A particular bit of information scrolled past, and it gave the God King pause. Dead, he read. All three of my captives. But those were soul cells. They couldn’t be completely gone unless . . .
The sword was working. That should have been impossible, in the hands of one such as he’d faced. The proof was before him, however, and he felt a thrill at it. How, then, had Raidriar himself survived? He confronted this question, the one most worrisome to him, as it displayed a profound lack of control. That fight had not gone the way it should have.

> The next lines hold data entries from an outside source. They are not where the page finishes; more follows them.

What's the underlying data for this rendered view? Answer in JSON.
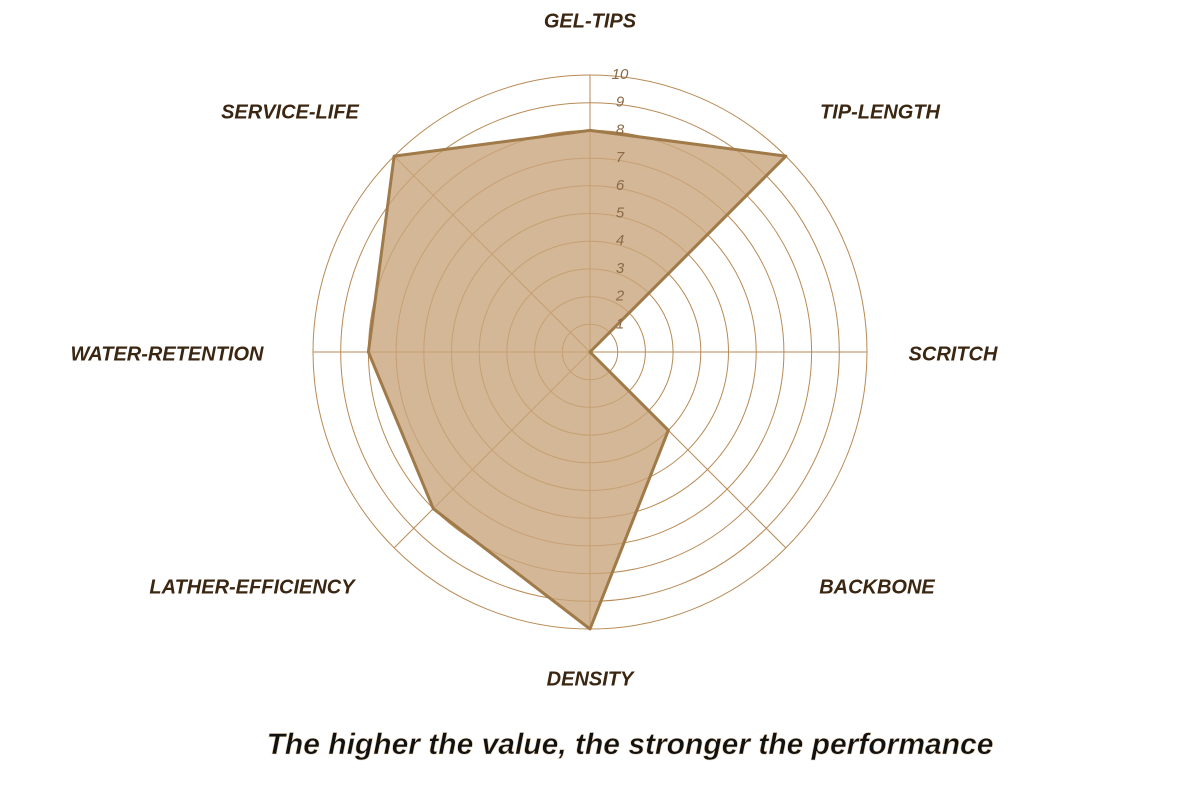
{
  "chart_data": {
    "type": "radar",
    "subtitle": "The higher the value, the stronger the performance",
    "categories": [
      "GEL-TIPS",
      "TIP-LENGTH",
      "SCRITCH",
      "BACKBONE",
      "DENSITY",
      "LATHER-EFFICIENCY",
      "WATER-RETENTION",
      "SERVICE-LIFE"
    ],
    "values": [
      8,
      10,
      0,
      4,
      10,
      8,
      8,
      10
    ],
    "color": "#c9a57c",
    "rlim": [
      0,
      10
    ],
    "rticks": [
      1,
      2,
      3,
      4,
      5,
      6,
      7,
      8,
      9,
      10
    ],
    "grid": true
  }
}
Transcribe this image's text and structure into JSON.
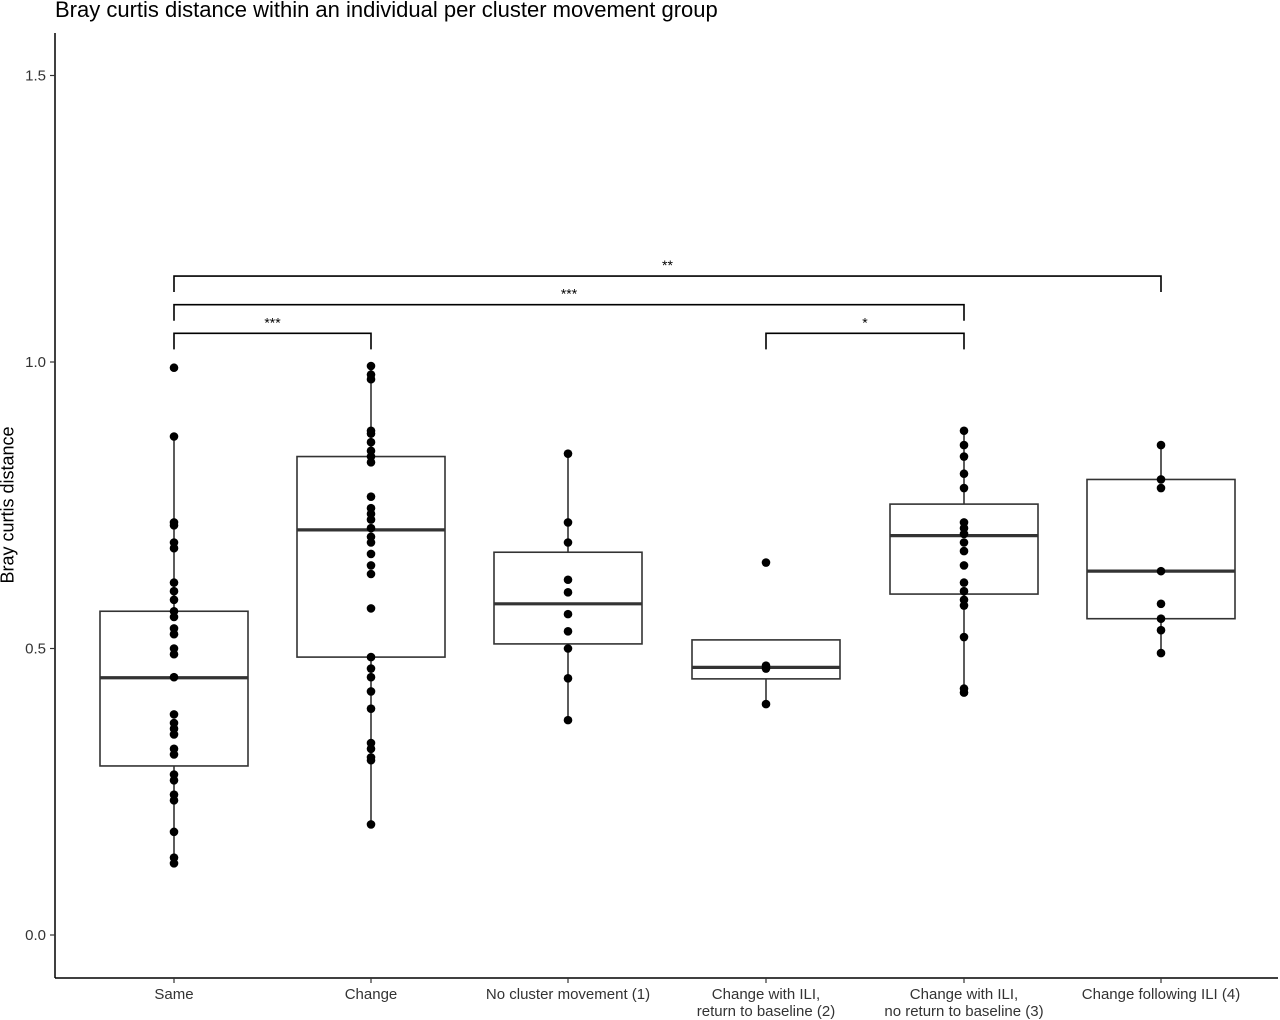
{
  "chart_data": {
    "type": "box",
    "title": "Bray curtis distance within an individual per cluster movement group",
    "xlabel": "",
    "ylabel": "Bray curtis distance",
    "ylim": [
      -0.07,
      1.58
    ],
    "yticks": [
      0.0,
      0.5,
      1.0,
      1.5
    ],
    "ytick_labels": [
      "0.0",
      "0.5",
      "1.0",
      "1.5"
    ],
    "grid": false,
    "categories": [
      [
        "Same"
      ],
      [
        "Change"
      ],
      [
        "No cluster movement (1)"
      ],
      [
        "Change with ILI,",
        "return to baseline (2)"
      ],
      [
        "Change with ILI,",
        "no return to baseline (3)"
      ],
      [
        "Change following ILI (4)"
      ]
    ],
    "boxes": [
      {
        "q1": 0.295,
        "median": 0.449,
        "q3": 0.565,
        "whisker_low": 0.125,
        "whisker_high": 0.87
      },
      {
        "q1": 0.485,
        "median": 0.707,
        "q3": 0.835,
        "whisker_low": 0.193,
        "whisker_high": 0.993
      },
      {
        "q1": 0.508,
        "median": 0.578,
        "q3": 0.668,
        "whisker_low": 0.375,
        "whisker_high": 0.84
      },
      {
        "q1": 0.447,
        "median": 0.467,
        "q3": 0.515,
        "whisker_low": 0.403,
        "whisker_high": 0.515
      },
      {
        "q1": 0.595,
        "median": 0.697,
        "q3": 0.752,
        "whisker_low": 0.423,
        "whisker_high": 0.88
      },
      {
        "q1": 0.552,
        "median": 0.635,
        "q3": 0.795,
        "whisker_low": 0.492,
        "whisker_high": 0.855
      }
    ],
    "points": [
      [
        0.99,
        0.87,
        0.72,
        0.715,
        0.685,
        0.675,
        0.615,
        0.6,
        0.585,
        0.565,
        0.555,
        0.535,
        0.525,
        0.5,
        0.49,
        0.45,
        0.385,
        0.37,
        0.36,
        0.35,
        0.325,
        0.315,
        0.28,
        0.27,
        0.245,
        0.235,
        0.18,
        0.135,
        0.125
      ],
      [
        0.993,
        0.978,
        0.97,
        0.88,
        0.875,
        0.86,
        0.845,
        0.835,
        0.825,
        0.765,
        0.745,
        0.735,
        0.725,
        0.71,
        0.695,
        0.685,
        0.665,
        0.645,
        0.63,
        0.57,
        0.485,
        0.465,
        0.45,
        0.425,
        0.395,
        0.335,
        0.325,
        0.31,
        0.305,
        0.193
      ],
      [
        0.84,
        0.72,
        0.685,
        0.62,
        0.598,
        0.56,
        0.53,
        0.5,
        0.448,
        0.375
      ],
      [
        0.65,
        0.47,
        0.465,
        0.403
      ],
      [
        0.88,
        0.855,
        0.835,
        0.805,
        0.78,
        0.72,
        0.71,
        0.7,
        0.685,
        0.67,
        0.645,
        0.615,
        0.6,
        0.585,
        0.575,
        0.52,
        0.43,
        0.423
      ],
      [
        0.855,
        0.795,
        0.78,
        0.635,
        0.578,
        0.552,
        0.532,
        0.492
      ]
    ],
    "significance": [
      {
        "from": 0,
        "to": 1,
        "label": "***",
        "y": 1.05
      },
      {
        "from": 3,
        "to": 4,
        "label": "*",
        "y": 1.05
      },
      {
        "from": 0,
        "to": 4,
        "label": "***",
        "y": 1.1
      },
      {
        "from": 0,
        "to": 5,
        "label": "**",
        "y": 1.15
      }
    ]
  }
}
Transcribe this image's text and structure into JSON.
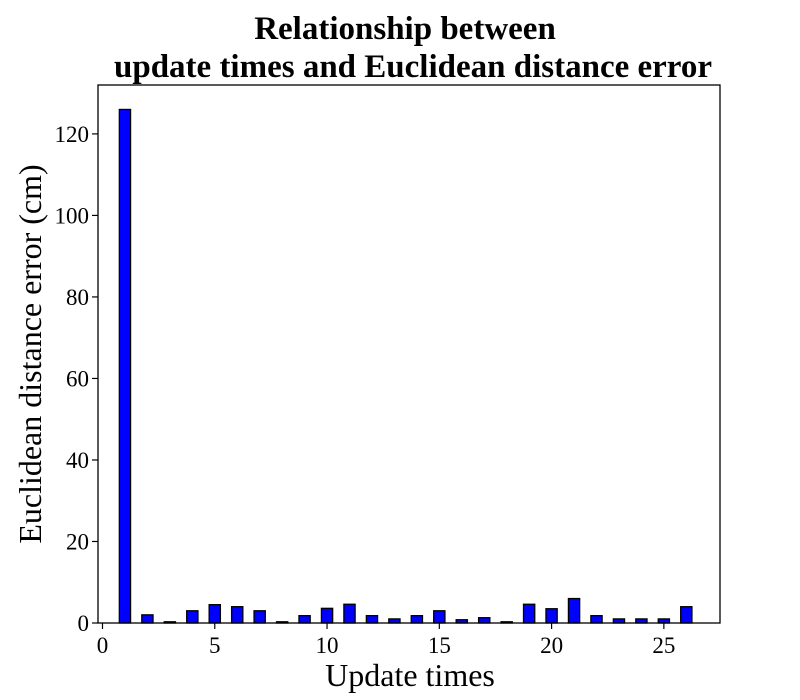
{
  "chart_data": {
    "type": "bar",
    "title_lines": [
      "Relationship between",
      "update times and Euclidean distance error"
    ],
    "xlabel": "Update times",
    "ylabel": "Euclidean distance error (cm)",
    "xlim": [
      -0.2,
      27.5
    ],
    "ylim": [
      0,
      132
    ],
    "xticks": [
      0,
      5,
      10,
      15,
      20,
      25
    ],
    "yticks": [
      0,
      20,
      40,
      60,
      80,
      100,
      120
    ],
    "bar_color": "#0000ff",
    "bar_edge_color": "#000000",
    "x": [
      1,
      2,
      3,
      4,
      5,
      6,
      7,
      8,
      9,
      10,
      11,
      12,
      13,
      14,
      15,
      16,
      17,
      18,
      19,
      20,
      21,
      22,
      23,
      24,
      25,
      26
    ],
    "values": [
      126,
      2,
      0.3,
      3,
      4.5,
      4,
      3,
      0.3,
      1.8,
      3.6,
      4.6,
      1.8,
      1,
      1.8,
      3,
      0.8,
      1.3,
      0.3,
      4.6,
      3.5,
      6,
      1.8,
      1,
      1,
      1,
      4
    ]
  }
}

Of course. It was strong enough to kill lesser Deathless, but not yet at full power. He should have realized this. Perhaps only one more death of the right bloodline, and . . .
Ah, he thought, seeing another bit of information. That could be an issue.
“Find me a recording of the moment where I let him defeat me,” he said out loud. The servants worked, and the deadmind mirror displayed an image of him fighting the child in the throne room.
Too many questions. He hated questions. They would surrender their secrets to him; he had come too far to let this plan spiral away from him now. In a way, all that had happened was good, as he now had the proof he needed.
And so, he decided he had not been defeated. This was what the plan had required, even if he hadn’t known it at the time.
Those moves . . . he thought idly, pondering the recording. So familiar. Who trained him . . . ?
And then it all locked into place.
He’d been played. Masterfully. Worker of Secrets, he thought. My, but you are a subtle one.
“Gather the Seringal,” he said, sending his Devoted to fetch the most skilled of his knights. “And set up surveillance on that child.”
The Devoted burst into motion. The God King sat back, contemplating. He waited for six hours, practically motionless, a few thoughts playing across his mind. He could faintly recall when six hours would have felt like a great deal of time to sit and think, but now it passed as quickly to him as a single breath.
His servants located the child, crossing the rocky expanses of his homeland. The God King laced his fingers, inspecting the child’s path.
So. This ‘Siris’ was returning to the palace, was he? Why? The God King leaned forward and watched with interest.
Siris stepped up onto the edge of a rocky precipice overlooking the God King’s castle. It squatted in the cliffs, like a nugget of dark iron trapped in the surrounding rocks.
He’d decided that he needed to start here, primarily because he wanted to lay down a new trail for anyone looking for him. He didn’t want them tracking him to Drem’s Maw; he needed, instead, to lead them another direction.
He started the hike down to the castle. The other Deathless, he thought. Maybe I could . . . buy them off.
He looked down at the sword he wore in an improvised sheath at his side. They wanted the God King’s weapon; perhaps he should just give it to them.